If Roe reminds me of Marx, it is because so many people passionately worship the opinion, and form an ideology around it. In both cases this adoration comes from people on the left, and in both cases it swirls around the idea of equality. Marx was obsessed with class and inequalities. Feminists are obsessed with gender and inequalities.

It seems to many people who do not share these obsessions that these leftists do not actually care about people dying. Or rather, they are willing to overlook it. The ideology is so important that the brutal facts are dismissed, ignored, overlooked.

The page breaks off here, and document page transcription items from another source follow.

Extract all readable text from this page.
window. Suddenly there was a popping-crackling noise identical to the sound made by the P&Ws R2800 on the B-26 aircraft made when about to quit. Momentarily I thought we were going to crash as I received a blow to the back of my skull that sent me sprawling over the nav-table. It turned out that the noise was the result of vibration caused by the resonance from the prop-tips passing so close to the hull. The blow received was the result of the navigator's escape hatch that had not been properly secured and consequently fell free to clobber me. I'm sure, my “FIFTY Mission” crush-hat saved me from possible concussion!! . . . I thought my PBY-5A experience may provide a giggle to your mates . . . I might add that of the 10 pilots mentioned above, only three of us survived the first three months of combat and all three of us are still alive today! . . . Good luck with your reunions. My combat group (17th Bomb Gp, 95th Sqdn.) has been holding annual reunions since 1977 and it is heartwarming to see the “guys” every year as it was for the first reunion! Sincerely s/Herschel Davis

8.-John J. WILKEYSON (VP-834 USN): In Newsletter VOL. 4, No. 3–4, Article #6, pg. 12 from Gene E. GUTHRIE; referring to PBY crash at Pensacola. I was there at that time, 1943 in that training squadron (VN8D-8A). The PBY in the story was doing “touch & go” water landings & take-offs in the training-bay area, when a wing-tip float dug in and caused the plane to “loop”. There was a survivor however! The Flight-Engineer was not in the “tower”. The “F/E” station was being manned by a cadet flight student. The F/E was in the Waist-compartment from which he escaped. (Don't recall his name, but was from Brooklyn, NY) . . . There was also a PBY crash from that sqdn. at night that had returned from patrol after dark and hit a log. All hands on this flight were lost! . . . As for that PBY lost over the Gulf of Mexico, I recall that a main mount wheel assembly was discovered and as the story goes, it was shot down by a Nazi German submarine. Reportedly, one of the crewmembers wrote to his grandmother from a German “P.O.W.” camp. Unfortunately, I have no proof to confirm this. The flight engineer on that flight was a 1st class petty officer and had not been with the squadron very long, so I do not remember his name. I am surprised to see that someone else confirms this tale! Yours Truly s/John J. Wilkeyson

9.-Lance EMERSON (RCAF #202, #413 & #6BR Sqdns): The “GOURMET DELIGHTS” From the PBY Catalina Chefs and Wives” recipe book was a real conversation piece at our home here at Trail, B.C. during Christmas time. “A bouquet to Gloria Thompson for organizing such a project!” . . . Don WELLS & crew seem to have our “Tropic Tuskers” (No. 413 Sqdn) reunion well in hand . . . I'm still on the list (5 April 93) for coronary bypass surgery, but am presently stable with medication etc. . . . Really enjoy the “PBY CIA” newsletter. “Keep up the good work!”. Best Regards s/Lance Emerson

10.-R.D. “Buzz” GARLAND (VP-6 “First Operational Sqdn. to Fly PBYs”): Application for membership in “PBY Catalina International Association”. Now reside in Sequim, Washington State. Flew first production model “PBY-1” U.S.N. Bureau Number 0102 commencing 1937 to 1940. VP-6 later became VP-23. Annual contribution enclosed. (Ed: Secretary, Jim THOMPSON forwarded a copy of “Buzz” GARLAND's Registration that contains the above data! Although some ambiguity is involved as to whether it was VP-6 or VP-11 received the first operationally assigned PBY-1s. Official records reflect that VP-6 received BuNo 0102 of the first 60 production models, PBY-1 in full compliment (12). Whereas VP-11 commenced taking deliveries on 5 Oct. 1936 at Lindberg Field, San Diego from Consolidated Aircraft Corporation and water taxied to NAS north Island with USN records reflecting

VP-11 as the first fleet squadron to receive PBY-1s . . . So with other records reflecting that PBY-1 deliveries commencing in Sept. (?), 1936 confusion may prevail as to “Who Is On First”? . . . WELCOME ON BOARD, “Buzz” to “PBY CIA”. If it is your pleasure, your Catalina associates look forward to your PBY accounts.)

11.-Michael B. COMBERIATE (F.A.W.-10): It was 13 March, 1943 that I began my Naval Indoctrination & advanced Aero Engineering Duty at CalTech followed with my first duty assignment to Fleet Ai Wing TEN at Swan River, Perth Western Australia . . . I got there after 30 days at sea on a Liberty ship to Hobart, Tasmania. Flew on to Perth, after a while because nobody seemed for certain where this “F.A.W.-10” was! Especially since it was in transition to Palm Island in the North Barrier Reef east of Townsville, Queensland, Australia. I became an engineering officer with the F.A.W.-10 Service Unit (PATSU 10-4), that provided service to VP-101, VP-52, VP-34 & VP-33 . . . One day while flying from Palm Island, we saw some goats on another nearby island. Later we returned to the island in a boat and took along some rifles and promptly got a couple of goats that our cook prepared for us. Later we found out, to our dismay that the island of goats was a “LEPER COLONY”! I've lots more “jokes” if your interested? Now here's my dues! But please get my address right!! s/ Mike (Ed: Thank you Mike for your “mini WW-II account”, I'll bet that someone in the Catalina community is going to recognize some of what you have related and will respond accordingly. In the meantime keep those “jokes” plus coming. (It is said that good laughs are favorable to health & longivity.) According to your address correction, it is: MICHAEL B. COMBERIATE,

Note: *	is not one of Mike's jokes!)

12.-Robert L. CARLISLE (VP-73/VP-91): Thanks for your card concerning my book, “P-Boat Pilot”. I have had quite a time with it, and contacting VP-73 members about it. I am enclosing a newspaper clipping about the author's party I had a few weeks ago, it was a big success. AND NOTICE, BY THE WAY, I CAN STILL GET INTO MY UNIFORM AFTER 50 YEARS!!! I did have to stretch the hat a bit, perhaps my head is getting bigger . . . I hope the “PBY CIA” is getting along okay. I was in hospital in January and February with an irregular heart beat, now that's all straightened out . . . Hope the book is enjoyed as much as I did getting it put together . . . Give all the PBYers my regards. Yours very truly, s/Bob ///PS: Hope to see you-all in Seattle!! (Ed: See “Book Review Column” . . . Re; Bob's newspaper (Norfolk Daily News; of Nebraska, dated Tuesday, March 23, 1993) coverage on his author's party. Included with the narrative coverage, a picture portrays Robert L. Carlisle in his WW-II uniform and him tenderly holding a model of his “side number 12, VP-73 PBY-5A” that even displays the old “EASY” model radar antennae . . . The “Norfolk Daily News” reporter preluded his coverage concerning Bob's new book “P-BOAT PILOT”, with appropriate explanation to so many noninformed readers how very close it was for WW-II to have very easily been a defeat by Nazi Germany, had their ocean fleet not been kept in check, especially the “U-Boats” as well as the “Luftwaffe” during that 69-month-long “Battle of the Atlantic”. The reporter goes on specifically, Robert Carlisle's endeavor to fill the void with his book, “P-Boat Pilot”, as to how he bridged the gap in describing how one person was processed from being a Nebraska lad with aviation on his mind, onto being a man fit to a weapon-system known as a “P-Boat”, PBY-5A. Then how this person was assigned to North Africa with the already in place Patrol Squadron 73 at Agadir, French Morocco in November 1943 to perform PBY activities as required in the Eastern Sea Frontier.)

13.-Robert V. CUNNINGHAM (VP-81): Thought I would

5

Thus if Roe and its progeny are like the The Communist Manifesto, then an analogy for Carhart is that it's rather like The Black Book of Communism.
It is an accounting of death and killing done in the name of an ideology. The authors of The Black Book are French intellectuals and former Communists. So in that sense, they are similar to Anthony Kennedy. He signed on to Casey and affirmed Roe. He's a believer. But he has seen the error of his ways. He acknowledges, honestly and forthrightly, that babies have died as a result of Roe v. Wade.

"The baby's little fingers were clasping and unclasping, and his little feet were kicking. Then the doctor stuck the scissors in the back of his head, and the baby's arms jerked out, like a startle reaction, like a flinch, like a baby does when he thinks he's going to fall. The doctor opened up the scissors, stuck a high-powered suction tube into the opening, and sucked the baby's brains out."

Yet we see that this analogy too is inapt. After all, Justice Kennedy still affirms Roe to this day. Anthony Kennedy, despite his open and honest discussion of infanticide in both of his Carhart opinions, has not actually abandoned the cause. The failure to repudiate Roe makes Kennedy's outrage seem hollow. It strikes me, reading Kennedy's work, that he more closely resembles some American leftist who is unhappy about Stalin shooting people in the back of the head. Kennedy is like a Trotskyite. Communism is right, Communism is wonderful. It's that damn baby-killing Stalin that's the problem.

Continuing our analogy, Dr. Carhart himself might be Stalin. Kennedy goes after him with a bat. "Dr. Leroy Carhart (is) a physician who received his medical degree from Hahnemann Hospital and University in 1973." Now you're going after his school! "Dr. Carhart has no specialty certifications in a field related to childbirth or abortion and lacks admitting privileges at any hospital. He performs abortions throughout pregnancy, including when he is unsure whether the fetus is viable." Yeah yeah, it's Carhart's fault. Don't blame us. After all, we went to the Ivy League.

Kennedy writes, "The fetus can be alive at the beginning of the dismemberment process and can survive for a time while it's limbs are being torn off. Dr. Carhart has observed fetal heartbeat via ultrasound with extensive parts of the fetus removed. (He) testified that mere dismemberment of a limb does not always cause death because he knows of a physician who removed the arm of a fetus only to have the fetus go on to be born as a living child with one arm. At the conclusion of a D&E abortion no intact fetus remains. In Dr. Carhart's words, the abortionist is left with 'a tray full of pieces'."

So Carhart is Stalin. He's probably more hands on than Stalin, but Kennedy is definitely appalled. So it's pretty startling when you realize that Kennedy, Anthony Kennedy, Justice Anthony Kennedy, from Harvard, is the fifth vote for the procedure described above. You did it, dumb ass. This is your work.

Carhart allowed states to outlaw the D&X procedure, but not the D&E procedure described above. D&E remains a constitutional right, as decided by him, Justice Kennedy, and four other Ivy Leaguers. As Kennedy writes elsewhere, "The State's constitutional authority is a vital means for citizens to address these grave and serious issues, as they must if we are to progress in knowledge and understanding and in the attainment of some degree of consensus."

Well, take your time, buddy. No hurry. Progress! Onward! See you in twenty years!